This week, I went to the
Effective Applications of the R Language
conference. I’d been alerted to its existence from my visit to a
londonR meeting in June. Again, I went for at least
two reasons: one as an R enthusiast, though admittedly one (as usual)
more interested in tooling than in applications; and one as
postgraduate coordinator in Goldsmiths Computing, where for one of our
modules in the new
Data Science programme
(starting todayyesterday! Hooray for
“Welcome Week”!) involves exposing
students to live data science briefs from academia and industry, with
the aim of fostering a relevant and interesting final project.
A third reason? Ben Goldacre as invited speaker. A fantastic choice of keynote, even if he did call us ‘R dorks’ a lot and confess that he was a Stata user. The material, as one might expect, was derived from his books and related experience, but the delivery was excellent, and the drive clear to see. There were some lovely quotes that it’s tempting to include out of context; in the light of my as-yet unposed ‘research question’ for the final module of the PG Certificate in Higher Education – that I am still engaged on – it is tempting to bait the “infestation of qualitative researchers in the educational research establishment”, and attempt a Randomised Controlled Trial, or failing that a statistical analysis of assessments to try to uncover suitable hypotheses for future testing.
Ben’s unintended warm-up act – they were the other way around in the
programme, but clearly travelling across London is complicated – was
Hadley Wickham, of ggplot2
fame.

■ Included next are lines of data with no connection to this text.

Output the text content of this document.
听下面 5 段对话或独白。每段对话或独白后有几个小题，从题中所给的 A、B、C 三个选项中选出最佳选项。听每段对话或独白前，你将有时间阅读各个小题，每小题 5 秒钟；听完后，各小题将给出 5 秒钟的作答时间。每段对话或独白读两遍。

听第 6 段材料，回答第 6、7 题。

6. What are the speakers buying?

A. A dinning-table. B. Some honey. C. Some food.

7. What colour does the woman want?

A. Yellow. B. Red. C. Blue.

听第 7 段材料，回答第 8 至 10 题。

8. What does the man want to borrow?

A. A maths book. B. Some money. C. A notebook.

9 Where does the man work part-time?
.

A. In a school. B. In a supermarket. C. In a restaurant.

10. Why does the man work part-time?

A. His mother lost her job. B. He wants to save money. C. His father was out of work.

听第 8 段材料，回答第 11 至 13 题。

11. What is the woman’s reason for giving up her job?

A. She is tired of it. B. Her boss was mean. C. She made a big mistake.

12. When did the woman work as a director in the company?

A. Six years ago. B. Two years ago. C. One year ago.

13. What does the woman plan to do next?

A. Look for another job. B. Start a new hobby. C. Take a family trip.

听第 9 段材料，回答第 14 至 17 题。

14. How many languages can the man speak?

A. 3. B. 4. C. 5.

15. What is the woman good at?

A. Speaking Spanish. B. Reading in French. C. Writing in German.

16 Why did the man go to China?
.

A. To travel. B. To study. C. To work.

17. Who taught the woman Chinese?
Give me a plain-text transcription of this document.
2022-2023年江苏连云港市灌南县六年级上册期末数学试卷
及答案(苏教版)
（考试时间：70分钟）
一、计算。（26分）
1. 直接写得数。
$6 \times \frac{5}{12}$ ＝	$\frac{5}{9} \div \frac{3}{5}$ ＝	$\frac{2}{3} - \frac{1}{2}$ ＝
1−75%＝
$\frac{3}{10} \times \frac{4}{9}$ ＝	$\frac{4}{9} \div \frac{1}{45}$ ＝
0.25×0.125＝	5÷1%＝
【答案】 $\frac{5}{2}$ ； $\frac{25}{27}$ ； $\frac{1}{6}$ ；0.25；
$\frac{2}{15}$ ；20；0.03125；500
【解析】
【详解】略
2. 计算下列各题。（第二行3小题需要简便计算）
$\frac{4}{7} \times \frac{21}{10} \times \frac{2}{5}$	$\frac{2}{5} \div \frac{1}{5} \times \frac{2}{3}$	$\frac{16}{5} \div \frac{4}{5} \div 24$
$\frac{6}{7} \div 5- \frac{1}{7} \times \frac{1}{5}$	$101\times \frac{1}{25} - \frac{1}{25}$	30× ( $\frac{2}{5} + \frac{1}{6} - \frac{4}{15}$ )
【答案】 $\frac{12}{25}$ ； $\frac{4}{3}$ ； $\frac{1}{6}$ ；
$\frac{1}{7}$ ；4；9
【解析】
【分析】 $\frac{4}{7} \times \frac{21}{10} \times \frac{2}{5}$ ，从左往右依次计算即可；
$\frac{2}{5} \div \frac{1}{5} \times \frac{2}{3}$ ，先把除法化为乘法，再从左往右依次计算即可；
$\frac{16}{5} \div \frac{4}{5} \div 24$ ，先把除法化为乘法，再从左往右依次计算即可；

His talk, about RStudio, his current
view on the data analysis workflow, and new packages to support it,
was a nice counterpoint: mostly tools, not applications, but clearly
focussed to help make sense of complicated (and initially untidy)
datasets. I liked the shiny-based
in-browser living documents in R-markdown, which is not a technology
that I’ve investigated yet; at this rate I will have more options for
reproducible research than reports written. He, and others at the
conference, were advocating a pipe-based code sequencing structure –
the R implementation of this is called
magrittr
(ha, ha) and has properties that are made possible to user code
through R’s nature of a Lisp-1 with crazy evaluation semantics, on
which more in another post.
The rest of the event was made up of shorter, usually more domain-specific talks: around 20 minutes for each speaker. I think it suffered a little bit from many of the participants not being able to speak freely – a natural consequence of a mostly-industrial event, but frustrating. I think it was also probably a mistake to schedule in the first one of the regular (parallel) sessions of the event a reflective slot for three presentations about comparing R with other languages (Python, Julia, and a more positive one about R’s niche): there hadn’t really been time for a positive tone to be established, and it just felt like a bit of a downer. (Judging by the room, most of the delegates – perhaps wisely – had opted for the other track, on “Business Applications of R”).
Highlights of the shorter talks, for me:
- YPlan’s John Sandall talking about “agile” data analytics, leading to agile business practices relentlessly focussed on one KPI. At the time, I wondered whether the focus on the first time a user gives them money would act against building something of lasting value – analytics give the power to make decisions, but the underlying strategy still has to be thought about. On the other hand, I’m oh-too familiar with the notion that startups must survive first and building something “awesome” is a side-effect, and focussing on money in is pretty sensible.
- Richard Pugh’s (from Mango Solutions) talk about modelling and simulating the behaviour of a sales team did suffer from the confidentiality problem (“I can’t talk about the project this comes from, or the data”) but was at least entertaining: the behaviours he talked about (optimistic opportunity value, interactions of CRM closing dates with quarter boundaries) were highly plausible, and the question of whether he was applying the method to his own sales team quite pointed. (no)
- the team from Simpson Carpenter Ltd, as well as saying that “London has almost as many market research agencies as pubs” (which rings true) had what I think is a fair insight: R is perhaps less of a black-box than certain commercial tools; there’s a certain retrocomputing feel to starting R, being at the prompt, and thinking “now what?” That implies that to actually do something with R, you need to know a bit more about what you’re doing. (That didn’t stop a few egregiously bad graphs being used in other presentations, including my personal favourite of a graph of workflow expressed as business value against time, with the inevitable backwards-arrows).
- some other R-related tools to look into:
And then there was of course the hallwaybreak room track; Tower
Hotel catered admirably for us, with free-flowing coffee, nibbles and
lunch. I had some good conversations with a number of people, and am
optimistic that students with the right attitude could both benefit
and gain hugely from data science internships. I’m sure I was among
the most tool-oriented of the attendees (most of the delegates were
actually using R), but I did get to have a conversation with Hadley
about “Advanced R”, and we discussed object
systems, and conditions and restarts. More free-form notes about the
event on my wiki.
Meanwhile, in related news, parts of the swank backend implementation of SLIME changed, mostly moving symbols to new packages. I've updated swankr to take account of the changes, and (I believe, untested) preserved compatibility with older (pre 2014-09-13) SLIMEs.